川口市環境保全課に改めて確認した所、調査結果という感想を基に騒音元のイオングループのまいばすけっとに可能な限りの対応で問題ない。従って解決しなくても良いとして相手に対応を求めたそうです。 これは指導でなく字面をなぞってアリバイ作りをしただけのお為ごかしです。

「助言」について

自らの役割を放棄する川口市環境保全課

驚くべきことですが、川口市役所は騒音元のスーパーまいばすけっとに対して「何もしなくても法的に罰せられることは無いので何もしなくて良いですよ」と受け取れる助言を行っています。
この助言によって騒音元のスーパーは私の改善要求に対して川口市のお墨付きを得たとして改善を拒否するようになりました。
実に効果的なアドバイスです。

但し、この助言によって騒音問題の解決はより遠のきました。

ここでの助言とは常識的に考えれば公害問題の解決を目指すために行われるべきものであると考えられるので、やはり助言も行われていないと見做せます。

「助言」は行われていません。

改めて川口市環境保全課に確認したところ 可能でないなら構わないが専門機関に相談してみてはどうかと助言したそうです。 これは助言でなく、これも感想を述べただけです。
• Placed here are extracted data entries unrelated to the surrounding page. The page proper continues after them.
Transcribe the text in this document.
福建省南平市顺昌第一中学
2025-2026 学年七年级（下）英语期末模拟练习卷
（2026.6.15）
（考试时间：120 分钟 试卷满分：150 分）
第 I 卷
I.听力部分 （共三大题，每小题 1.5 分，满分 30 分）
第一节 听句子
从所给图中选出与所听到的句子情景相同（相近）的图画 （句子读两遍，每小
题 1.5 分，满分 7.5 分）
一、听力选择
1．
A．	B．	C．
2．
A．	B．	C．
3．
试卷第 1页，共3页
以上のように川口市環境保全課は公害紛争処理法49条の「苦情の処理のために必要な調査、指導及び助言をすること」の構成要件を満たすことは出来ていません。

三 前二号に掲げるもののほか、関係行政機関への通知その他苦情の処理のために必要な事務を行うこと。について


川口市のあなたへの対応は終わりました。だから埼玉県庁へ調停の相談が出来るから後は勝手にやってくれとたらい回しにされそうになりました。それなら埼玉県庁に相談を受けて貰えるように話を通して下さいと伝えたところ埼玉県庁と川口市役所は別の組織だから連携は取れないと拒否されたので、やはりこれも行われていないと考えて良さそうです。

他にも今回の騒音問題に低周波音問題が含まれている可能性を指摘した際と騒音元のスーパーまいばすけっとが川口市役所に低周波音について相談した際にも川口市役所は低周波音の測定を行っていないと断っています。
環境省から地方行政に向けて「低周波音問題対応の手引き書」という資料まで出されているにも関わらずです。

環境省:低周波音問題対応の手引き書

川口市役所に低周波音問題についての道具が無ければ県庁か環境省に借りれば良いだけです。測定技術やノウハウが欠けているなら環境省か埼玉県庁もしくは民間で低周波音の計測を行っている企業に測定依頼や低周波音の測定方法等の協力を依頼するべきだったのではないかと思うのですが、どちらも行われれていません。

従って第三項の「関係行政機関への通知その他苦情の処理のために必要な事務を行うこと」も行われていません。

以上のように公害紛争処理法第四十九条を構成する第1項から第3項の何れも満たしていないので、川口市役所環境保全課は公害紛争処理法49条の公害相談にある「地方公共団体は、関係行政機関と協力して公害に関する苦情の適切な処理に努めるものとする」にある公害問題の解決に向けて努めていないと結論出来そうです。

ここまで書いて自分でもこんなことが本当に起きるのか?と段々と不安になって来ました。

そこで逆に川口市役所の正当性について考えてみます。

埼玉県生活環境条例を根拠として公害相談を拒絶する川口市役所

川口市は県の生活環境条例から罰則を与えることが出来ないとして公害相談の対応を拒んでいます。

しかし法令の優先順位は法律>条例です。

法令と条例の力関係から見ると条例よりも公害紛争処理法が優先されます。

更に言うなら地方自治法2条16からも地方公共団体である川口市環境保全課は法令を超えて処理することは出来ません。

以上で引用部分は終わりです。